Some recent reports have suggested a moderating of the economy's downturn but data Tuesday was less encouraging, with the Commerce Department reporting retail sales fell 1.1 percent in March where economists had foreseen a 0.3 percent rise.
The Fed has cut interest rates effectively to zero and has created a broad range of lending facilities to ensure that banks can remain above water despite massive losses from mortgages and other consumer loans.
Bernanke said the U.S. central bank will definitely reverse its monetary policy at some stage to prevent inflation.
The Fed will "make sure we do raise rates at an appropriate time and make sure we don't leave rates too low for too long, because it can have adverse effects, at least on inflation," Bernanke said in response to questions.
Likewise, said some of the Fed's programs aimed at boosting lending may one day have to be removed in order to prevent the stimulus from building into an outright threat of inflation.
"We have a number of effective tools that will allow us to drain excess liquidity and begin to raise rates at the appropriate time," Bernanke said. "That said, unwinding or scaling down some of our special lending programs will almost certainly have to be part of our strategy for removing policy stimulus once the recovery is under way."
In the meantime, Bernanke said the Fed was exploring an expansion of the types of credit made available through its program to restart securitization markets, the Term Asset-Backed Securities Lending Facility, or TALF.
Bernanke did not specify what areas were under consideration, but authorities have said the program may expand to include commercial mortgage-backed securities and older securities, rather than only recently issued ones.
Response to TALF so far has been lukewarm. While the central bank had allotted $200 billion in loans, only about $6.4 billion in deals have emerged in two auctions thus far.
Bernanke took pains to justify actions taken to save insurance giant American International Group , which has been embroiled in a controversy over lavish bonuses paid after the firm had already received $180 billion in taxpayer aid.
He argued that the firm's collapse would have compromised the entire global financial system.

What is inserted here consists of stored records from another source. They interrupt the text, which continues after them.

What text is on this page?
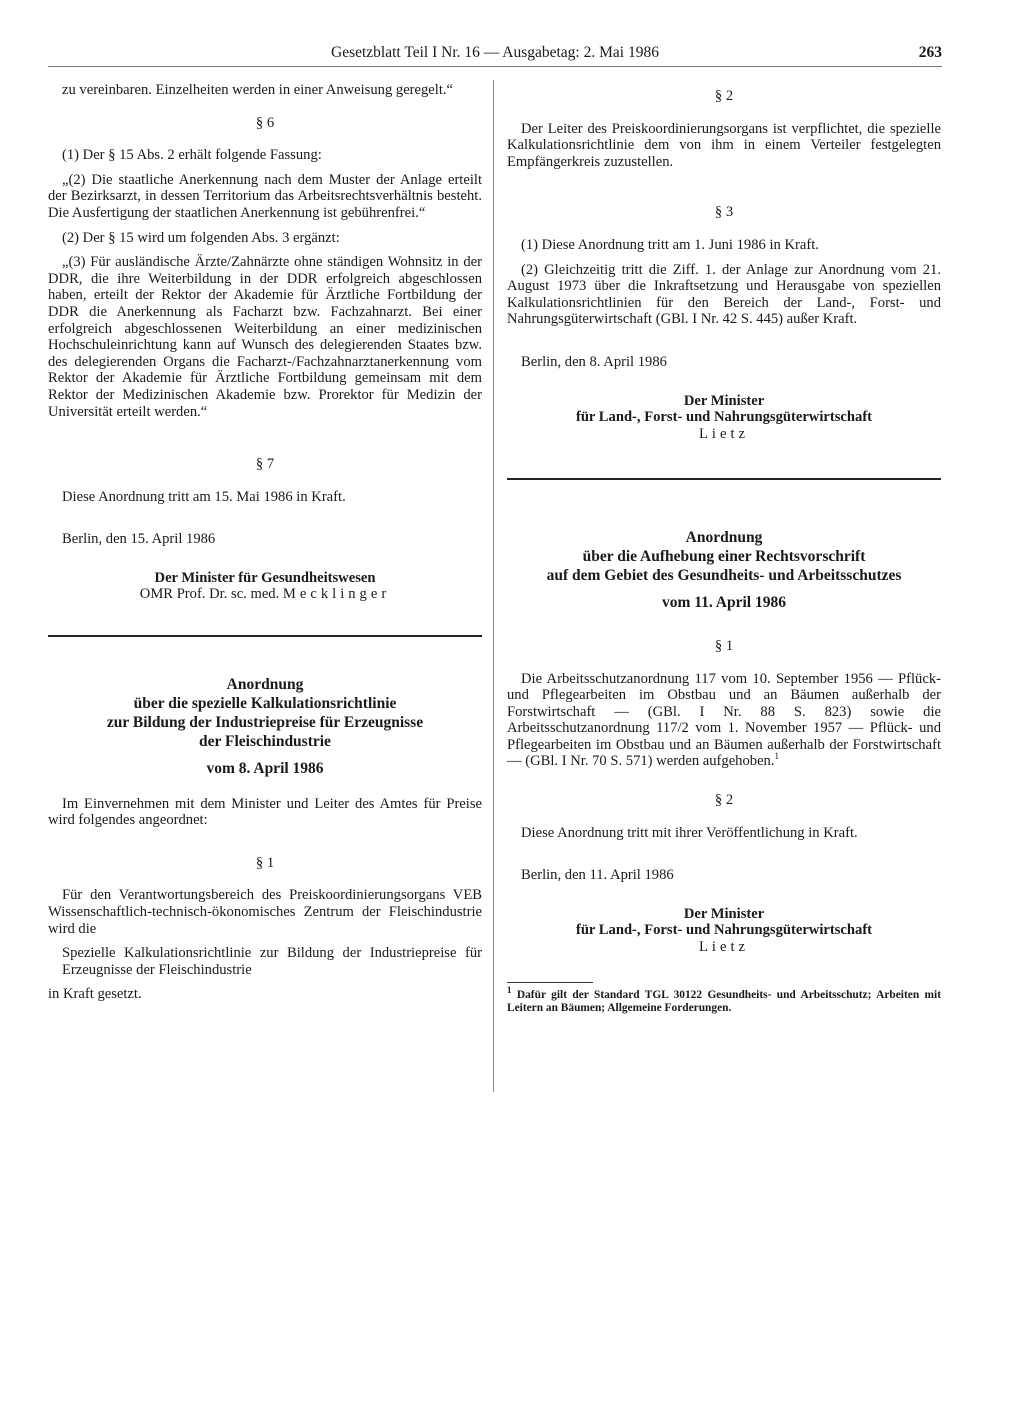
Gesetzblatt Teil I Nr. 16 — Ausgabetag: 2. Mai 1986	263

zu vereinbaren. Einzelheiten werden in einer Anweisung geregelt.“

§ 6

(1) Der § 15 Abs. 2 erhält folgende Fassung:

„(2) Die staatliche Anerkennung nach dem Muster der Anlage erteilt der Bezirksarzt, in dessen Territorium das Arbeitsrechtsverhältnis besteht. Die Ausfertigung der staatlichen Anerkennung ist gebührenfrei.“

(2) Der § 15 wird um folgenden Abs. 3 ergänzt:

„(3) Für ausländische Ärzte/Zahnärzte ohne ständigen Wohnsitz in der DDR, die ihre Weiterbildung in der DDR erfolgreich abgeschlossen haben, erteilt der Rektor der Akademie für Ärztliche Fortbildung der DDR die Anerkennung als Facharzt bzw. Fachzahnarzt. Bei einer erfolgreich abgeschlossenen Weiterbildung an einer medizinischen Hochschuleinrichtung kann auf Wunsch des delegierenden Staates bzw. des delegierenden Organs die Facharzt-/Fachzahnarztanerkennung vom Rektor der Akademie für Ärztliche Fortbildung gemeinsam mit dem Rektor der Medizinischen Akademie bzw. Prorektor für Medizin der Universität erteilt werden.“

§ 7

Diese Anordnung tritt am 15. Mai 1986 in Kraft.

Berlin, den 15. April 1986

Der Minister für Gesundheitswesen

OMR Prof. Dr. sc. med. Mecklinger

Anordnung

über die spezielle Kalkulationsrichtlinie

zur Bildung der Industriepreise für Erzeugnisse

der Fleischindustrie

vom 8. April 1986

Im Einvernehmen mit dem Minister und Leiter des Amtes für Preise wird folgendes angeordnet:

§ 1

Für den Verantwortungsbereich des Preiskoordinierungsorgans VEB Wissenschaftlich-technisch-ökonomisches Zentrum der Fleischindustrie wird die

Spezielle Kalkulationsrichtlinie zur Bildung der Industriepreise für Erzeugnisse der Fleischindustrie

in Kraft gesetzt.

§ 2

Der Leiter des Preiskoordinierungsorgans ist verpflichtet, die spezielle Kalkulationsrichtlinie dem von ihm in einem Verteiler festgelegten Empfängerkreis zuzustellen.

§ 3

(1) Diese Anordnung tritt am 1. Juni 1986 in Kraft.

(2) Gleichzeitig tritt die Ziff. 1. der Anlage zur Anordnung vom 21. August 1973 über die Inkraftsetzung und Herausgabe von speziellen Kalkulationsrichtlinien für den Bereich der Land-, Forst- und Nahrungsgüterwirtschaft (GBl. I Nr. 42 S. 445) außer Kraft.

Berlin, den 8. April 1986

Der Minister

für Land-, Forst- und Nahrungsgüterwirtschaft

Lietz

Anordnung

über die Aufhebung einer Rechtsvorschrift

auf dem Gebiet des Gesundheits- und Arbeitsschutzes

vom 11. April 1986

§ 1

Die Arbeitsschutzanordnung 117 vom 10. September 1956 — Pflück- und Pflegearbeiten im Obstbau und an Bäumen außerhalb der Forstwirtschaft — (GBl. I Nr. 88 S. 823) sowie die Arbeitsschutzanordnung 117/2 vom 1. November 1957 — Pflück- und Pflegearbeiten im Obstbau und an Bäumen außerhalb der Forstwirtschaft — (GBl. I Nr. 70 S. 571) werden aufgehoben.$^1$

§ 2

Diese Anordnung tritt mit ihrer Veröffentlichung in Kraft.

Berlin, den 11. April 1986

Der Minister

für Land-, Forst- und Nahrungsgüterwirtschaft

Lietz

$^1$ Dafür gilt der Standard TGL 30122 Gesundheits- und Arbeitsschutz; Arbeiten mit Leitern an Bäumen; Allgemeine Forderungen.
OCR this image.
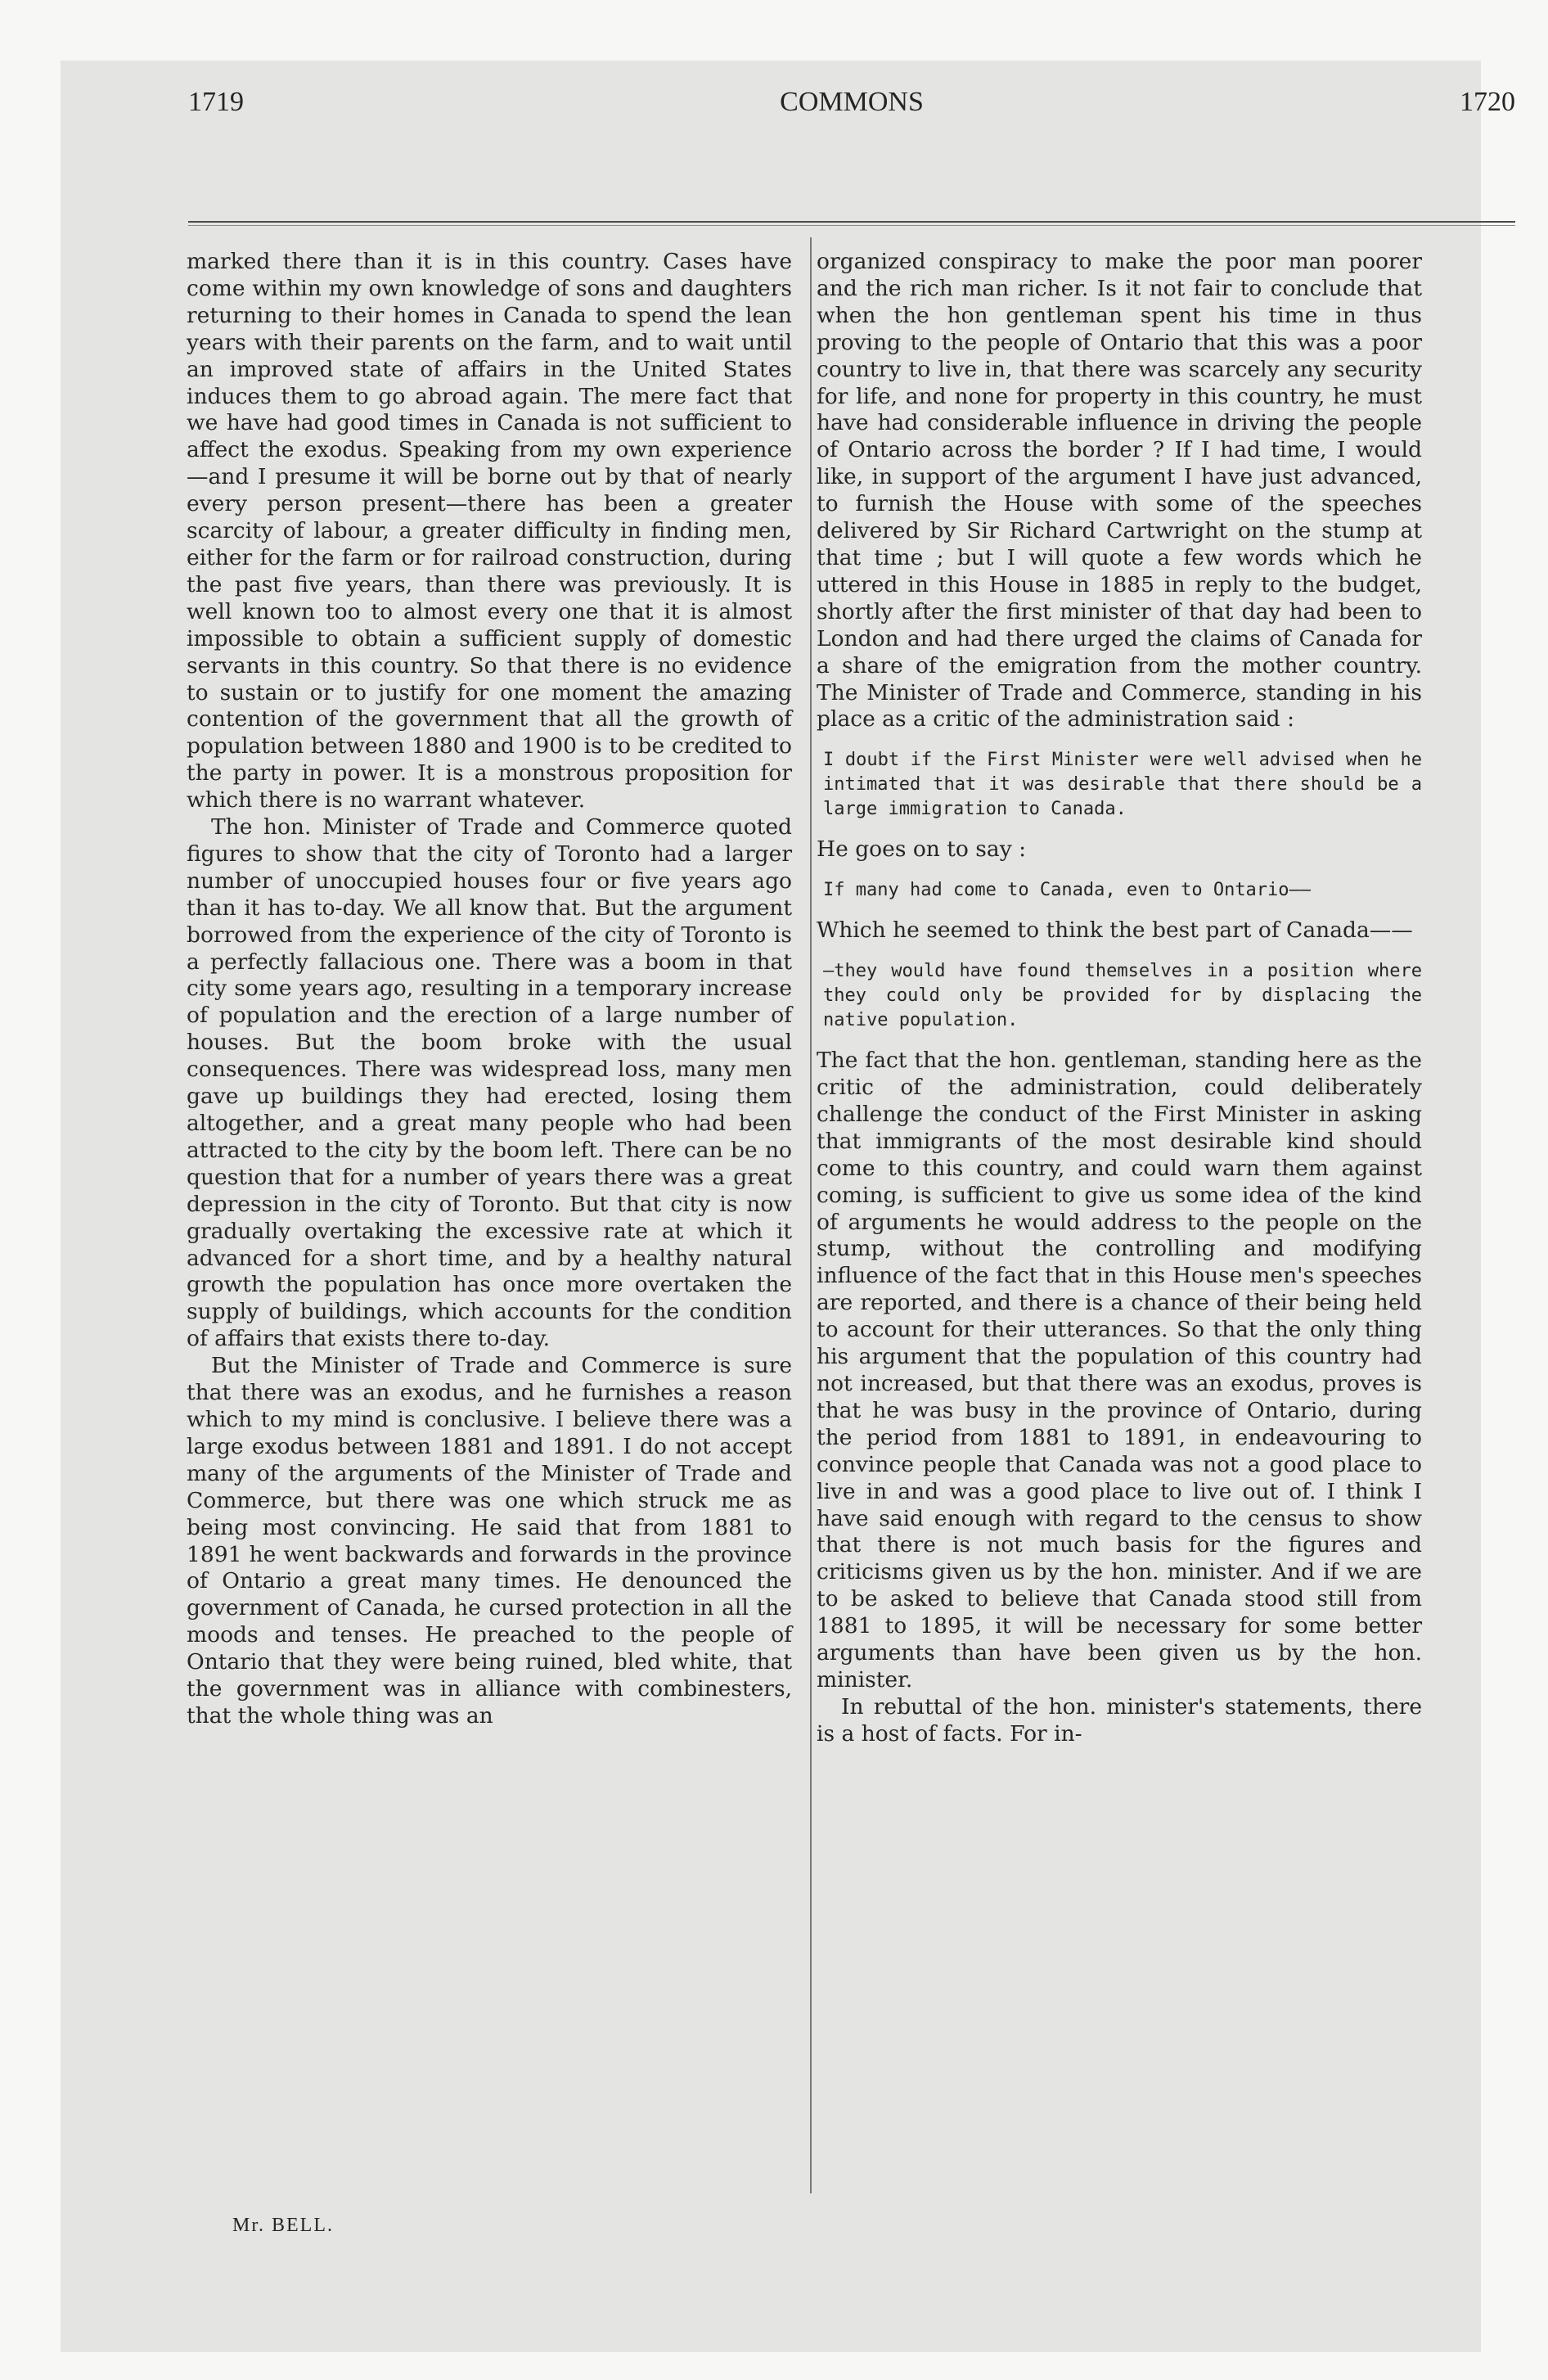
1719	COMMONS	1720

marked there than it is in this country. Cases have come within my own knowledge of sons and daughters returning to their homes in Canada to spend the lean years with their parents on the farm, and to wait until an improved state of affairs in the United States induces them to go abroad again. The mere fact that we have had good times in Canada is not sufficient to affect the exodus. Speaking from my own experience —and I presume it will be borne out by that of nearly every person present—there has been a greater scarcity of labour, a greater difficulty in finding men, either for the farm or for railroad construction, during the past five years, than there was previously. It is well known too to almost every one that it is almost impossible to obtain a sufficient supply of domestic servants in this country. So that there is no evidence to sustain or to justify for one moment the amazing contention of the government that all the growth of population between 1880 and 1900 is to be credited to the party in power. It is a monstrous proposition for which there is no warrant whatever.

The hon. Minister of Trade and Commerce quoted figures to show that the city of Toronto had a larger number of unoccupied houses four or five years ago than it has to-day. We all know that. But the argument borrowed from the experience of the city of Toronto is a perfectly fallacious one. There was a boom in that city some years ago, resulting in a temporary increase of population and the erection of a large number of houses. But the boom broke with the usual consequences. There was widespread loss, many men gave up buildings they had erected, losing them altogether, and a great many people who had been attracted to the city by the boom left. There can be no question that for a number of years there was a great depression in the city of Toronto. But that city is now gradually overtaking the excessive rate at which it advanced for a short time, and by a healthy natural growth the population has once more overtaken the supply of buildings, which accounts for the condition of affairs that exists there to-day.

But the Minister of Trade and Commerce is sure that there was an exodus, and he furnishes a reason which to my mind is conclusive. I believe there was a large exodus between 1881 and 1891. I do not accept many of the arguments of the Minister of Trade and Commerce, but there was one which struck me as being most convincing. He said that from 1881 to 1891 he went backwards and forwards in the province of Ontario a great many times. He denounced the government of Canada, he cursed protection in all the moods and tenses. He preached to the people of Ontario that they were being ruined, bled white, that the government was in alliance with combinesters, that the whole thing was an

organized conspiracy to make the poor man poorer and the rich man richer. Is it not fair to conclude that when the hon gentleman spent his time in thus proving to the people of Ontario that this was a poor country to live in, that there was scarcely any security for life, and none for property in this country, he must have had considerable influence in driving the people of Ontario across the border ? If I had time, I would like, in support of the argument I have just advanced, to furnish the House with some of the speeches delivered by Sir Richard Cartwright on the stump at that time ; but I will quote a few words which he uttered in this House in 1885 in reply to the budget, shortly after the first minister of that day had been to London and had there urged the claims of Canada for a share of the emigration from the mother country. The Minister of Trade and Commerce, standing in his place as a critic of the administration said :

I doubt if the First Minister were well advised when he intimated that it was desirable that there should be a large immigration to Canada.

He goes on to say :

If many had come to Canada, even to Ontario——

Which he seemed to think the best part of Canada——

—they would have found themselves in a position where they could only be provided for by displacing the native population.

The fact that the hon. gentleman, standing here as the critic of the administration, could deliberately challenge the conduct of the First Minister in asking that immigrants of the most desirable kind should come to this country, and could warn them against coming, is sufficient to give us some idea of the kind of arguments he would address to the people on the stump, without the controlling and modifying influence of the fact that in this House men's speeches are reported, and there is a chance of their being held to account for their utterances. So that the only thing his argument that the population of this country had not increased, but that there was an exodus, proves is that he was busy in the province of Ontario, during the period from 1881 to 1891, in endeavouring to convince people that Canada was not a good place to live in and was a good place to live out of. I think I have said enough with regard to the census to show that there is not much basis for the figures and criticisms given us by the hon. minister. And if we are to be asked to believe that Canada stood still from 1881 to 1895, it will be necessary for some better arguments than have been given us by the hon. minister.

In rebuttal of the hon. minister's statements, there is a host of facts. For in-

Mr. BELL.
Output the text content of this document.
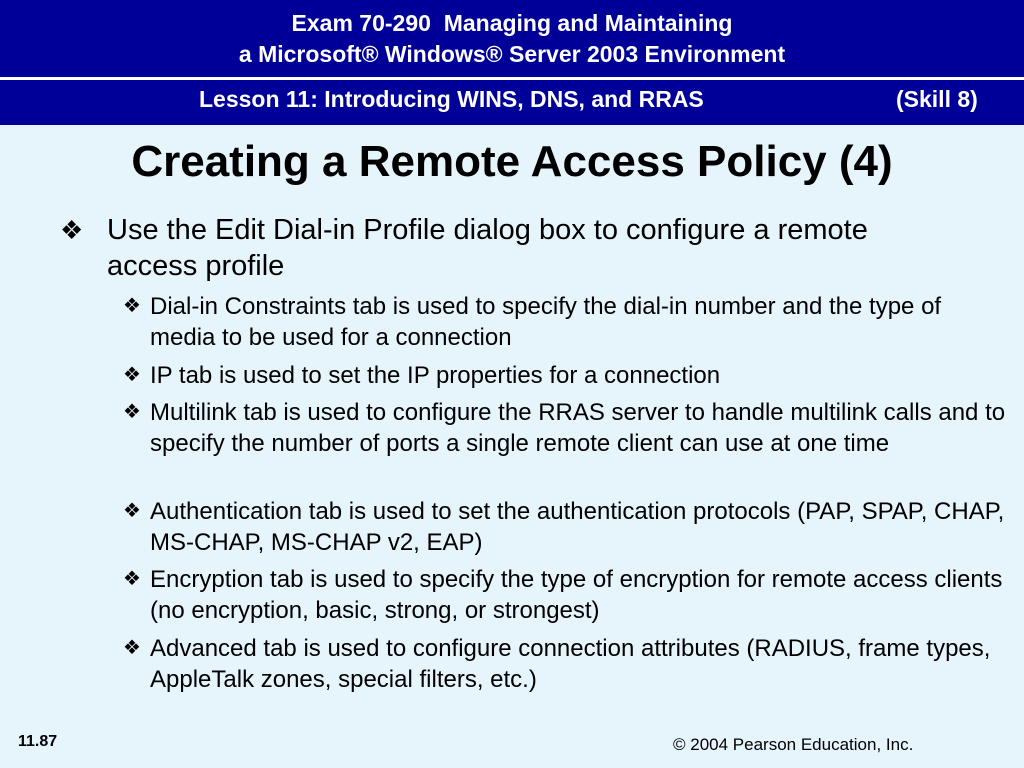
Exam 70-290  Managing and Maintaining
a Microsoft® Windows® Server 2003 Environment
Lesson 11: Introducing WINS, DNS, and RRAS	(Skill 8)
Creating a Remote Access Policy (4)
❖ Use the Edit Dial-in Profile dialog box to configure a remote access profile
❖ Dial-in Constraints tab is used to specify the dial-in number and the type of media to be used for a connection
❖ IP tab is used to set the IP properties for a connection
❖ Multilink tab is used to configure the RRAS server to handle multilink calls and to specify the number of ports a single remote client can use at one time
❖ Authentication tab is used to set the authentication protocols (PAP, SPAP, CHAP, MS-CHAP, MS-CHAP v2, EAP)
❖ Encryption tab is used to specify the type of encryption for remote access clients (no encryption, basic, strong, or strongest)
❖ Advanced tab is used to configure connection attributes (RADIUS, frame types, AppleTalk zones, special filters, etc.)
11.87	© 2004 Pearson Education, Inc.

Nonetheless, he argued that direct support to financial institutions and loans to investors would not compromise the taxpayer, or lead to the threat of inflation.
"I can assure you that monetary policy-makers are fully committed to acting as needed to withdraw on a timely basis the extraordinary support now being provided to the economy, and we are confident in our ability to do so," Bernanke said.
He also said the U.S. dollar remains the main currency of reserve holding and international transactions.
"The dollar remains the dominant currency in terms of reserve holdings and in terms of international transactions. That situation has not changed and I really don't see any prospects of it changing in the foreseeable future," Bernanke said in response to a question.
"But it is important for us to make sure that the dollar stays strong and the best way to make the dollar strong is to take policy actions that will allow the U.S. economy to have a strong recovery."